According to Guinness World Records, the oldest continually operating cat café opened in Taipei, Taiwan in 1998. The concept rose to popularity in Japan throughout the early 2000s, which has been attributed to the fact that many apartment buildings in the country do not allow pets, so cat cafés became a way for would-be cat owners to enjoy the company of cats without violating their tenant agreements.
Cat cafés have since popped up around the world. The first permanent U.S. cat cafe, Cat Town, opened in Oakland, CA in October 2014, followed by Meow Parlour in Manhattan a couple months later, with dozens more popping up across the country in the years since.

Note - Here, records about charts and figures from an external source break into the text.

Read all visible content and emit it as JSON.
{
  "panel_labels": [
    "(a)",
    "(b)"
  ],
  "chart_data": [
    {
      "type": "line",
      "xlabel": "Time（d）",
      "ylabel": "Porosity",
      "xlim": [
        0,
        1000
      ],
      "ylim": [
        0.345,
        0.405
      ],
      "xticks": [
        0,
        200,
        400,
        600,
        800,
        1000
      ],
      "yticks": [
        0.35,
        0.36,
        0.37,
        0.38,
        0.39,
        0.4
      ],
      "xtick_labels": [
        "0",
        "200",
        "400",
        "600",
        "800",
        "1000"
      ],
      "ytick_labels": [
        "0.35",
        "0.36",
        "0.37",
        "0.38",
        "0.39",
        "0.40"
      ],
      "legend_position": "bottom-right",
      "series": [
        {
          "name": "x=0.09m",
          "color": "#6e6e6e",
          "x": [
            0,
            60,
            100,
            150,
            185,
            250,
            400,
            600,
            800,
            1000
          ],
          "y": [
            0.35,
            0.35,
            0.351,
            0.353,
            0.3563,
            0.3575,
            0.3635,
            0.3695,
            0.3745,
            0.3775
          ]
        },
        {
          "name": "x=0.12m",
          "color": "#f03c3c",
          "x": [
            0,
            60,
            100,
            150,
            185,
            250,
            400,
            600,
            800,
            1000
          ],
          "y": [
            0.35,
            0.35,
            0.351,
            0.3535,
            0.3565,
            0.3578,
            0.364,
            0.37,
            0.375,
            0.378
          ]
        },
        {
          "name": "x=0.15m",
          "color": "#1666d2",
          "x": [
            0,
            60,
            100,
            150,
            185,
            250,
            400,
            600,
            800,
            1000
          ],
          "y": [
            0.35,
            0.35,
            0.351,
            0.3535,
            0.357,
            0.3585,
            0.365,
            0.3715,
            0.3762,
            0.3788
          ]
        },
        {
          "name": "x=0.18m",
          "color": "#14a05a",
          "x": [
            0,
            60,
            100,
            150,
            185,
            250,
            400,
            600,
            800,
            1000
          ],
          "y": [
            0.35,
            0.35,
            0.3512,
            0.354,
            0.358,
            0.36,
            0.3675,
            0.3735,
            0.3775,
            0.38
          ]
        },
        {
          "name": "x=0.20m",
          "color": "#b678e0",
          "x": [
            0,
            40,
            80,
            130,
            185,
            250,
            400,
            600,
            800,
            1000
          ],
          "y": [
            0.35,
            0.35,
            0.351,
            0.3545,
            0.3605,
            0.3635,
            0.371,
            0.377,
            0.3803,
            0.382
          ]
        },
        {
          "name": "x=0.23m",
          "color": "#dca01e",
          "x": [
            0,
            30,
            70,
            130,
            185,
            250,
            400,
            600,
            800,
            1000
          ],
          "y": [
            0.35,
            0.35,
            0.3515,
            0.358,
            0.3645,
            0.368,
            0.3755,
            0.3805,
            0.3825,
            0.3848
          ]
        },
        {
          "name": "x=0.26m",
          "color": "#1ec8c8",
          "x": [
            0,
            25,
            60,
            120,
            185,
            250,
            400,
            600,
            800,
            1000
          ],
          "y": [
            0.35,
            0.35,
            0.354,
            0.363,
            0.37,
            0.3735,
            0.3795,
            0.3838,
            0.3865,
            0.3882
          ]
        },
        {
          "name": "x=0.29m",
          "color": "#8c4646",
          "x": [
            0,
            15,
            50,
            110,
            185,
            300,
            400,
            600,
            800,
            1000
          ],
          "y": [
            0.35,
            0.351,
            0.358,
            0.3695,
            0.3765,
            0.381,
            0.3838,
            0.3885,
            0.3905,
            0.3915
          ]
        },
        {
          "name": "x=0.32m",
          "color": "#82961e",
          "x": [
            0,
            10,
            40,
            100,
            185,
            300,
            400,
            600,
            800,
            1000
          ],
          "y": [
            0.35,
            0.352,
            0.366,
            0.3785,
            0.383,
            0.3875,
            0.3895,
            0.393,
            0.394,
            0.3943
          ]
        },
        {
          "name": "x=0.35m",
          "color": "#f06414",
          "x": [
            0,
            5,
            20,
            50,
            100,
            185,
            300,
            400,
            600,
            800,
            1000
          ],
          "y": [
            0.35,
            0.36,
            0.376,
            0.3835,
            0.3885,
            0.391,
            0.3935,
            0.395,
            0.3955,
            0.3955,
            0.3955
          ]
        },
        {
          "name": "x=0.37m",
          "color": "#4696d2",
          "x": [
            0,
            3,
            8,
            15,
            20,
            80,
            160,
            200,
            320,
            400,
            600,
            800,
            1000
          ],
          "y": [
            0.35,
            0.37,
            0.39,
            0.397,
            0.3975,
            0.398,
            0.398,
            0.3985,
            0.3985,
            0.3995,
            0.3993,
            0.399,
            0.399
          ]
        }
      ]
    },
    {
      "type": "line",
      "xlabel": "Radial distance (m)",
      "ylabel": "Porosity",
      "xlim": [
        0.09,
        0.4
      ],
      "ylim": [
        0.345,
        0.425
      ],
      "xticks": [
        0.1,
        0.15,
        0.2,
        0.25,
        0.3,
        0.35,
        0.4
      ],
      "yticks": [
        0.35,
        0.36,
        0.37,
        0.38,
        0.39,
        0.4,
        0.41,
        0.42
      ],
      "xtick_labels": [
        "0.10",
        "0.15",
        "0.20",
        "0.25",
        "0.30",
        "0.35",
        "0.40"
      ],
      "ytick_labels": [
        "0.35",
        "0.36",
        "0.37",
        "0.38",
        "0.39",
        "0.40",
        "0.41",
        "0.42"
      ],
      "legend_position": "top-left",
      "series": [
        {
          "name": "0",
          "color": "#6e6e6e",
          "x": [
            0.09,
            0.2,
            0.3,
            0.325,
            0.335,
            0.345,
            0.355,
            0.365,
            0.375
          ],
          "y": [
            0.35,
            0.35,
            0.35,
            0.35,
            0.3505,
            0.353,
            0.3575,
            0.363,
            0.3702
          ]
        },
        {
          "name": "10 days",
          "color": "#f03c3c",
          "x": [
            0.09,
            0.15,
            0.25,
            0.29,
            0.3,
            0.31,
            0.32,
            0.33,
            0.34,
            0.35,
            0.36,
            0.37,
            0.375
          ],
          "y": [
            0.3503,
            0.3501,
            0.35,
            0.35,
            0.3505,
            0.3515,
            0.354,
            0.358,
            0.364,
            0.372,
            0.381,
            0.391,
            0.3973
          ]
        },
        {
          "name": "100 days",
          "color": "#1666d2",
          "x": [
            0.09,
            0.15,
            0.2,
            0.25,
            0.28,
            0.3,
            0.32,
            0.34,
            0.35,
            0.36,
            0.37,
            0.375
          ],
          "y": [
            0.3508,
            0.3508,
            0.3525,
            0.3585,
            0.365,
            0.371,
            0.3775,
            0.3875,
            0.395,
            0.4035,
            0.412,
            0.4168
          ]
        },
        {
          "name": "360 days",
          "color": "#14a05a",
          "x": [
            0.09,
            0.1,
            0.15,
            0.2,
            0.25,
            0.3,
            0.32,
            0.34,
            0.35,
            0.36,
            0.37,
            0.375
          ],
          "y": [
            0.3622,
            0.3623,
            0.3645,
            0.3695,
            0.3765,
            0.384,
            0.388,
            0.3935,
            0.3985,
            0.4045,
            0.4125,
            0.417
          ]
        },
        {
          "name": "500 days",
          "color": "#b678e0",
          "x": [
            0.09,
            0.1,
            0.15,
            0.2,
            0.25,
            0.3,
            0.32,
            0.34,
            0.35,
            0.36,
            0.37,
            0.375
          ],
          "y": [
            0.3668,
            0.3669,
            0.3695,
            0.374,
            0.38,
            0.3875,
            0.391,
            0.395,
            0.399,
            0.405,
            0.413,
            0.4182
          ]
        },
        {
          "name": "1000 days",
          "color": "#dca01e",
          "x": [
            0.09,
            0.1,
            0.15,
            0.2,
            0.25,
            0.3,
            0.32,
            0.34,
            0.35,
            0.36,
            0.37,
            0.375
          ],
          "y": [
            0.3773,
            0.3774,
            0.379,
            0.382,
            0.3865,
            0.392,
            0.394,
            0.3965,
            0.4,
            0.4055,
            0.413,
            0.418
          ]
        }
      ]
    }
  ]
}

Concerns have been raised about the care, wellbeing and possible exploitation of the cats living at or owned by such establishments. Many cafés have established rules that bar people from picking up or otherwise bothering the cats, instead allowing the animals to approach and interact with customers on their own. In Japan, the government has even set curfews for how late the cats to be on display. In the U.S. and abroad, many cat cafés also operate as de facto shelters, taking in stray cats with the intention of adopting them out to permanent homes.
Are Cat Cafés Clean?
While having a bunch of loose cats roaming around a restaurant might seem like a sanitation nightmare, typically most cat cafés have two distinct sections: The café or kitchen portion where food is ordered and prepared, and a separate or sealed off cat section where customers of the café are free to take and enjoy their food after it’s been served.
Just how intermixed the cat and cafe portions are allowed to be varies by the country or city’s local health code and licensing laws. In New York City, for example, the health department requires that not only do the staff of the food side of the establishment not be able to intermingle with the pet-themed areas of the business (and vice versa), the food-service portion and the animal-focused portion must have two separate addresses and only be accessible by first exiting one completely outside before entering the other. Hence the locations of the aforementioned Meow Parlour and its partner bakery Macaron Parlour at 46 and 44 Hester Street, respectively.
That said, the Tokyo bar featured in the CNN segment appears to have cats on the actual bar. So if you’re not looking to have cats slinking around your hard seltzer or leaping over beer while you sip it, maybe opt to grab a drink elsewhere.